Because he doesn’t believe me. Not for one second.

And I know, with cold, awful certainty, that he is very close to the truth now. Too close. If he finds out the baby is his, there will be no more pretending. No more distance. No more room for me to decide my own life.

He will marry me. Not because he wants the fairytale.

But because it would solve too many things at once. The child. The inheritance. The danger. Me.

And that should not make my heart beat harder than fear alone can explain.

So I go on the attack. “Why aren’t you married yet, huh?” I ask.

That gets him. Not dramatically. But enough.

I fold my arms and push while I can. “I thought you were on a deadline.”

His expression shifts. The smugness fades. The heat changes shape.

For the first time since we started this argument, he looks tired in a way that has nothing to do with lust. “Yes,” he says. “I was.”

I stare at him. “Was?”

He looks down the hallway once, then back at me. Something in him settles, like he has decided there is no point pretending this is still just strategy.

“My father made the will public months ago,” he says. “He started hitting my warehouses.
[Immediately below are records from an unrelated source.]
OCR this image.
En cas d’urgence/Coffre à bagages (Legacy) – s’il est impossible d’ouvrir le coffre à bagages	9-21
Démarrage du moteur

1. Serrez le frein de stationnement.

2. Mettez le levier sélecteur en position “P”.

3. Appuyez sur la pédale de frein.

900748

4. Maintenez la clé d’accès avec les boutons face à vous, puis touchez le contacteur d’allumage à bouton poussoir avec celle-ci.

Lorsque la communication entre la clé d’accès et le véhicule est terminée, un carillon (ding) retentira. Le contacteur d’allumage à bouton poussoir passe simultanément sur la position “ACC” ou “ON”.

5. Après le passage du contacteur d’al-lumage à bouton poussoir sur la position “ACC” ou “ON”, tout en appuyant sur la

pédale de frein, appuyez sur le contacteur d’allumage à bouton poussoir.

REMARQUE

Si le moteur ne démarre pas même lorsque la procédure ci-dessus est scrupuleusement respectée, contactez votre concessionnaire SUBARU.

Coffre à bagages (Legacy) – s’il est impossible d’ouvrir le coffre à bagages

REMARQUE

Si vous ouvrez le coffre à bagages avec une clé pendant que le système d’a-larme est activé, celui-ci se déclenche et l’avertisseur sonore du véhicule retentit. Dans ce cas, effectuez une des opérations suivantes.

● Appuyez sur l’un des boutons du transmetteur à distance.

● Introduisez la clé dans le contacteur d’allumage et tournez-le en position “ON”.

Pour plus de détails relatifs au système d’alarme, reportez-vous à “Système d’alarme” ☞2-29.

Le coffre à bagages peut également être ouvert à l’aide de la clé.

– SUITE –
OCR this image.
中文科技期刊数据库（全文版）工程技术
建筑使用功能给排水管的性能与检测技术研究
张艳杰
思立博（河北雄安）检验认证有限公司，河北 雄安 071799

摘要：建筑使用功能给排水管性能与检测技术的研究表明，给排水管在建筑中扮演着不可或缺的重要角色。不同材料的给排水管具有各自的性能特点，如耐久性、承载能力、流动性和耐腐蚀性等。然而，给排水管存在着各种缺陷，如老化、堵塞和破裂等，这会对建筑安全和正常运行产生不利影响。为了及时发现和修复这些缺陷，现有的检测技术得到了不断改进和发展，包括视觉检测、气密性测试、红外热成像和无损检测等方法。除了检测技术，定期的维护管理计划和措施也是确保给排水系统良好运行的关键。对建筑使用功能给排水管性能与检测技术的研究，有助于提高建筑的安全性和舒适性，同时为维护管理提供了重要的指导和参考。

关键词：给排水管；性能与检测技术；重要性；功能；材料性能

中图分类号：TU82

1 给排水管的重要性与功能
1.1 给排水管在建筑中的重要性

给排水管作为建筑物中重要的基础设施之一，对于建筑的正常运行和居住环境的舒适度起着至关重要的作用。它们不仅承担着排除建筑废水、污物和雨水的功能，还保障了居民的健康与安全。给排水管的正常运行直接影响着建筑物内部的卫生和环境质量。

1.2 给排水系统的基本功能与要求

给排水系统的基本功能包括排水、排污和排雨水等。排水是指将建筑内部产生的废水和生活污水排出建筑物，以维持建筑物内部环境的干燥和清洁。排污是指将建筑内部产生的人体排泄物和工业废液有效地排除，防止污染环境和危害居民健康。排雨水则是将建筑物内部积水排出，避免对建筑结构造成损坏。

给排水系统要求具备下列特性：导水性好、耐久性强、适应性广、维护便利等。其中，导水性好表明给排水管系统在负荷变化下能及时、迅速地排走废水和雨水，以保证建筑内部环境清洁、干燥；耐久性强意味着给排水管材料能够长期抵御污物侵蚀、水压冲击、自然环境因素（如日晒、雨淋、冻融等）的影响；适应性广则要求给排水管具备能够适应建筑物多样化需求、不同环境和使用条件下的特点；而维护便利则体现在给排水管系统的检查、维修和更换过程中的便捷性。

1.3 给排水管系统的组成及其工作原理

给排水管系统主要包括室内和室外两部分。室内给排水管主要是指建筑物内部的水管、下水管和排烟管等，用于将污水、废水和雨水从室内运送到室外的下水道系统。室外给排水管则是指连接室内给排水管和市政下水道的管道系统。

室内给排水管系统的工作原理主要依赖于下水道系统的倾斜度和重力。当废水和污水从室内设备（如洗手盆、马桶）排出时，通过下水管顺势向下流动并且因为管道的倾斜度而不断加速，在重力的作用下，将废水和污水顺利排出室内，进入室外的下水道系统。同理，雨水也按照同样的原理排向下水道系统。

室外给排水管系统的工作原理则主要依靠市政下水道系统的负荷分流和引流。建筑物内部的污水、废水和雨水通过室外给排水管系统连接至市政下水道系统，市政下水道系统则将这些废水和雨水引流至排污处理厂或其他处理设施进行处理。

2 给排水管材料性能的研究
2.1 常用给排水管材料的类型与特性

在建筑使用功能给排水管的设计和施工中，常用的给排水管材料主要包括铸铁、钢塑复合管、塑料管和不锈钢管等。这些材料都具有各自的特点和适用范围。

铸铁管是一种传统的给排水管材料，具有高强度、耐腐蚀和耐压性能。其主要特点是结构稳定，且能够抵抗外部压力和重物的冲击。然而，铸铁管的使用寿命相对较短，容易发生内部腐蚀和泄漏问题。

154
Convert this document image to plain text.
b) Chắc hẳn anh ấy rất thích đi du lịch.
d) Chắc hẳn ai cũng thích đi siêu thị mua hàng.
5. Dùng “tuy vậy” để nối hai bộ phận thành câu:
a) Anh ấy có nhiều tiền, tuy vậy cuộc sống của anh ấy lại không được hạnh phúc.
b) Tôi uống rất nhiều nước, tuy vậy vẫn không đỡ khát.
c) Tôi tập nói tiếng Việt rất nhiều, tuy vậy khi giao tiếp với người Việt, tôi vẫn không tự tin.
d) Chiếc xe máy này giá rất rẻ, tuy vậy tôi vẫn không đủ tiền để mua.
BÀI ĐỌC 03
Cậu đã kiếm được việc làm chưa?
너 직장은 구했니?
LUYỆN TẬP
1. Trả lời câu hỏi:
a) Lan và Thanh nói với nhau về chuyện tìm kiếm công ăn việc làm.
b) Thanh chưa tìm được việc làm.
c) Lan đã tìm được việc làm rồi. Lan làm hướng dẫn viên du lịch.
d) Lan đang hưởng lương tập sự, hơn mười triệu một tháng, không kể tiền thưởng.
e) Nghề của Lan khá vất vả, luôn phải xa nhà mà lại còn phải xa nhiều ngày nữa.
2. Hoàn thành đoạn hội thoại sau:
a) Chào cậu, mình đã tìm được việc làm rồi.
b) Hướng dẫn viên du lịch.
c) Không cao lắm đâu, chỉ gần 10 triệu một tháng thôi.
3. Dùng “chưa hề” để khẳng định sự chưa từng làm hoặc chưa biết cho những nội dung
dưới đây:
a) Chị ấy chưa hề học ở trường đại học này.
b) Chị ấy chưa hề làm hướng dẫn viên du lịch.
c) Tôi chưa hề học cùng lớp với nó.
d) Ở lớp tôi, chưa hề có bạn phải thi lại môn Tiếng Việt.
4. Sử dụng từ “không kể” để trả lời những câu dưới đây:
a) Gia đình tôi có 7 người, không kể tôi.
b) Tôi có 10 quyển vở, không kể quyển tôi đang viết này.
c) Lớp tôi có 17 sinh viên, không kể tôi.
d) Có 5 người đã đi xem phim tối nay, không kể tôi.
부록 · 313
Buying loyalty. Pressuring investors. Every day I didn’t marry someone made him stronger.”

I blink.

That part I knew in fragments. Rumors. Headlines. Jake muttering about violence in the city. But hearing it from his mouth makes it heavier. More real.

“So why didn’t you?” I ask. “You had women lining up.”

His gaze holds mine. “I know.”

“Then why didn’t you just pick one?”

He takes another step, close enough now that the wall behind me feels less like architecture and more like fate. “Because after you,” he says quietly, “every match was impossible.”

My breath leaves me.

He keeps his voice low, but there is no teasing in it now. No manipulation. Just brutal honesty. “I tried,” he says. “Dates. Names. Alliances. Alena. Every ‘reasonable’ option anyone could put in front of me.” His mouth twists slightly on reasonable. “None of them were you.”

I search his face for an angle. An escape hatch. Some sign that this is just another move in a game I’m losing.

I don’t find one.

“I thought,” he says, “it would pass.”

The words hit me harder than all the rest. Because I know exactly what he means.

That feeling. Too fast. Too wrong. Too intense for the amount of time. Something that should have burned off and didn’t.

“It didn’t,” I whisper.

“No.”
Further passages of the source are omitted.